Rkyv is faster than {bincode, capnp, cbor, flatbuffers, postcard, prost, }

kentonv · on March 12, 2021

How does schema evolution (versioning) work? Can you add fields to a struct and still be able to read data written by older versions?

Oh here we go, tucked away under "Tradeoffs" in the docs:

> rkyv is designed primarily for loading bulk game data as efficiently as possible. While rkyv is a great format for final data, it lacks a full schema system and isn’t well equipped for data migration.

This is a pretty important thing to call out upfront, especially when comparing against other serialization frameworks where this is considered a table stakes feature. Yes, there's a fine argument to be made that some use cases may prefer speed and simplicity over the ability to ever modify the schema, but users really need to understand that this is the trade off they are making.

taintegral · on March 12, 2021

> Oh here we go, tucked away under "Tradeoffs" in the docs:

This is a pretty unfair way to put it. It's on the main page of the docs, which every developer will see. If you're not familiar with the rust community, you may not be aware of how standard this practice is.

> This is a pretty important thing to call out upfront, especially when comparing against other serialization frameworks where this is considered a table stakes feature

It's a benchmark to measure performance, not an analysis of each of the serialization frameworks. A lot of the benchmarked frameworks don't support schema evolution, it's a really small minority that do.

> users really need to understand that this is the trade off they are making

If a developer reads one article about serialization framework performance and proceeds to use the fastest framework while ignoring every other property of it then that's on them. It's always good to have that sort of information available, but I can't hold everyone's hands while they choose their serialization frameworks.

All that being said, work is already being started on schema evolution capabilities. The plan is for it to be separate from the serialization library for better composability and broader applicability.

kentonv · on March 14, 2021

Sorry, my comment came off more negative than I intended.

However, the article leads by saying "rkyv is similar to Cap'n Proto and FlatBuffers", and then lists some "different design choices that make it stand out", but does not mention here the lack of schema evolution. Since schema evolution is usually considered a critical feature in any of these systems, it really ought to have been mentioned here.

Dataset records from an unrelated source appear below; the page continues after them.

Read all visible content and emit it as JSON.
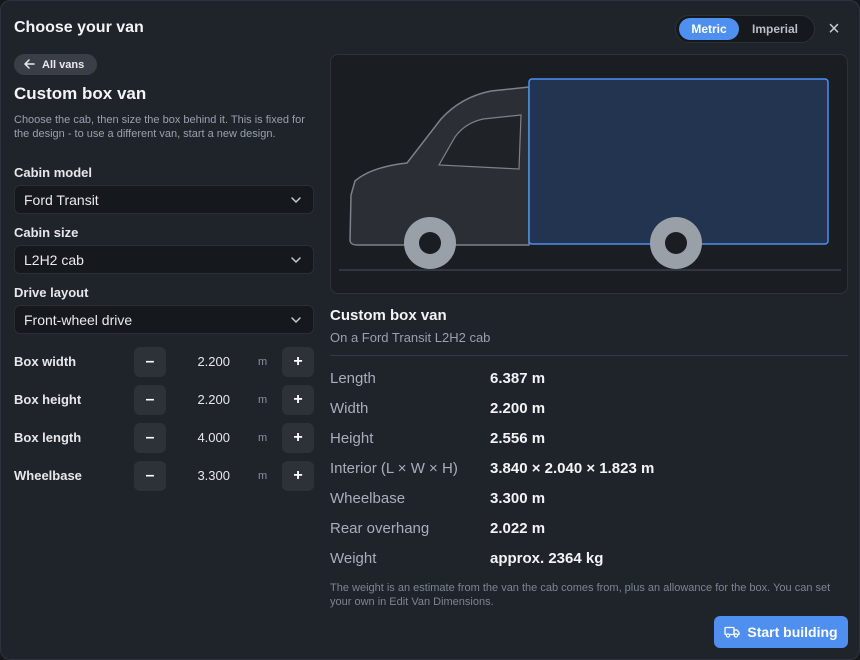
{
  "header": {
    "title": "Choose your van",
    "units": {
      "metric": "Metric",
      "imperial": "Imperial",
      "selected": "Metric"
    },
    "close_icon": "×"
  },
  "sidebar": {
    "back_label": "All vans",
    "heading": "Custom box van",
    "description": "Choose the cab, then size the box behind it. This is fixed for the design - to use a different van, start a new design.",
    "cabin_model": {
      "label": "Cabin model",
      "value": "Ford Transit"
    },
    "cabin_size": {
      "label": "Cabin size",
      "value": "L2H2 cab"
    },
    "drive_layout": {
      "label": "Drive layout",
      "value": "Front-wheel drive"
    },
    "dimensions": [
      {
        "label": "Box width",
        "value": "2.200",
        "unit": "m",
        "minus": "–",
        "plus": "+"
      },
      {
        "label": "Box height",
        "value": "2.200",
        "unit": "m",
        "minus": "–",
        "plus": "+"
      },
      {
        "label": "Box length",
        "value": "4.000",
        "unit": "m",
        "minus": "–",
        "plus": "+"
      },
      {
        "label": "Wheelbase",
        "value": "3.300",
        "unit": "m",
        "minus": "–",
        "plus": "+"
      }
    ]
  },
  "summary": {
    "title": "Custom box van",
    "subtitle": "On a Ford Transit L2H2 cab",
    "specs": [
      {
        "key": "Length",
        "value": "6.387 m"
      },
      {
        "key": "Width",
        "value": "2.200 m"
      },
      {
        "key": "Height",
        "value": "2.556 m"
      },
      {
        "key": "Interior (L × W × H)",
        "value": "3.840 × 2.040 × 1.823 m"
      },
      {
        "key": "Wheelbase",
        "value": "3.300 m"
      },
      {
        "key": "Rear overhang",
        "value": "2.022 m"
      },
      {
        "key": "Weight",
        "value": "approx. 2364 kg"
      }
    ],
    "note": "The weight is an estimate from the van the cab comes from, plus an allowance for the box. You can set your own in Edit Van Dimensions."
  },
  "footer": {
    "start_label": "Start building"
  },
  "colors": {
    "accent": "#4e8ff0",
    "box_fill": "#223450",
    "box_stroke": "#4e8ff0",
    "wheel": "#9aa0a8"
  }
}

It also explains why rkyv is faster -- supporting schema evolution has overhead.

I think this could have been a really cool article if it were phrased as: "Here are the performance benefits that can be achieved in use cases where you can trade off schema evolution." That's legitimately an interesting area to explore!

(Disclosure: I'm the author of Cap'n Proto.)

taintegral · on March 15, 2021

I think that's a really good point, and I definitely agree that rkyv, Cap'n Proto, and FlatBuffers all have different goals and design decisions. rkyv was primarily made with the intention of handling bulk structured data for game development; that's just because that's my background. Having schema evolution and validation wasn't important to me, but those are features that are important to a lot of other people. In the interest of getting more people interested in trying it out I've slowly added those features and I think that rkyv has been made better for it. It's the only of the three ZCD libraries that doesn't support schema evolution, and I think that's going to cause people to choose not to use it. So I'll probably figure out how to get schema evolution in there eventually.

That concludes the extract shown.